The Text Summarizer Project aims to automatically generate concise and coherent summaries of given text inputs. Summarization is accomplished through the utilization of the Pegasus model (PEGASUS: Pre-training with Extracted Gap-sentences for Abstractive Summarization), which employs an approach to extract the most important sentences from the input text.

Features

  • Automatic Summarization: Generate summaries from given text inputs.
  • Pegasus Model: Utilize the advanced Pegasus Model for summarization.
  • Concise Output: Receive concise and coherent summaries of text content.

Technology Used

This project leverages various technologies to achieve its goals:

  • Programming Language: Python
  • HuggingFace: The Pegasus Model, a state-of-the-art model for text summarization.
  • FastAPI: A modern, fast web framework for building APIs with Python.
  • Docker: A platform to develop, ship, and run applications in containers.
  • Amazon Web Services (AWS): A cloud computing platform that provides various services and tools to facilitate deployment and management of applications.
    • AWS Identity and Access Management (IAM): Used to manage access to AWS resources securely.
    • Elastic Container Registry (ECR): A managed container registry to store, manage, and deploy Docker container images.
    • Amazon Elastic Compute Cloud (Amazon EC2): Provides scalable compute capacity in the cloud, often used to host applications and services.

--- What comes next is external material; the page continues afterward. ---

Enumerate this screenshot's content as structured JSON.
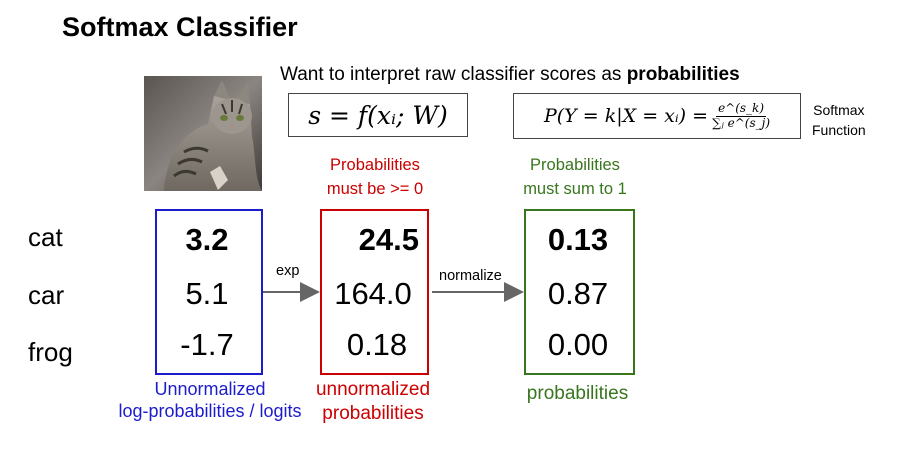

These technologies come together to create an automated text summarization solution that utilizes the power of AI models, web frameworks, containers, and cloud services to generate concise and coherent summaries from text inputs.

Installation

  1. Clone the repository:
git clone https://github.com/SahilChowkekar/Text-Summarizer.git
  1. Navigate to the project directory:
cd Text-Summarizer
  1. Create a conda environment after opening the repository:
conda create -n textsummary python=3.8 -y
  1. Activate the conda environment:
conda activate textsummary
  1. Install the required dependencies:
pip install -r requirements.txt
  1. Finally, run the following command to start the application:
python app.py
  1. Open your preferred web browser and visit:
http://localhost:8080

AWS CICD Deployment with Github Actions

This repository provides instructions and steps to deploy an application using AWS services and GitHub Actions for continuous integration and continuous deployment (CI/CD).

1. Login to AWS console

Login to your AWS console using your credentials.

2. Create IAM user for deployment

Create an IAM user with specific access for deployment purposes, including EC2 and ECR access. Attach the following policies:

  • AmazonEC2ContainerRegistryFullAccess
  • AmazonEC2FullAccess

3. Create ECR repo to store/save Docker image

Create an Elastic Container Registry (ECR) repository to store your Docker image. Save the repository URI, e.g., 062582090401.dkr.ecr.us-east-2.amazonaws.com/text-s.

4. Create EC2 machine (Ubuntu)

Create an EC2 instance with the Ubuntu operating system.

5. Install Docker in EC2 Machine

Connect to your EC2 instance and install Docker:

sudo apt-get update -y
sudo apt-get upgrade
curl -fsSL https://get.docker.com -o get-docker.sh
sudo sh get-docker.sh
sudo usermod -aG docker ubuntu
newgrp docker

6. Configure EC2 as self-hosted runner

Go to your repository settings in GitHub, navigate to Actions, and set up a new self-hosted runner. Choose the appropriate OS and follow the provided commands

7. Setup GitHub secrets

In your GitHub repository, go to Settings > Secrets and add the following secrets:

  • AWS_ACCESS_KEY_ID: Your AWS access key ID.
  • AWS_SECRET_ACCESS_KEY: Your AWS secret access key.
  • AWS_REGION: The AWS region you are using (e.g., us-east-2).
  • AWS_ECR_LOGIN_URI: The ECR login URI (e.g., 062582090401.dkr.ecr.us-east-2.amazonaws.com/text-s).
  • ECR_REPOSITORY_NAME: The name of your ECR repository (e.g., textsummary-app).

Now, your GitHub Actions workflows can securely access the required AWS resources using these secrets.

Feel free to follow these steps to set up a seamless CI/CD pipeline for deploying your application using AWS services and GitHub Actions.

Please make sure to review and adjust the content as needed, especially the specific AWS resource names and regions based on your project.

Preview of Text Summarizer in Action

Here's a preview of the Text Summarizer application in action:

Text Summarizer Screenshot

Text Summarizer Screenshot

License

This project is licensed under the MIT License. See the LICENSE file for more details.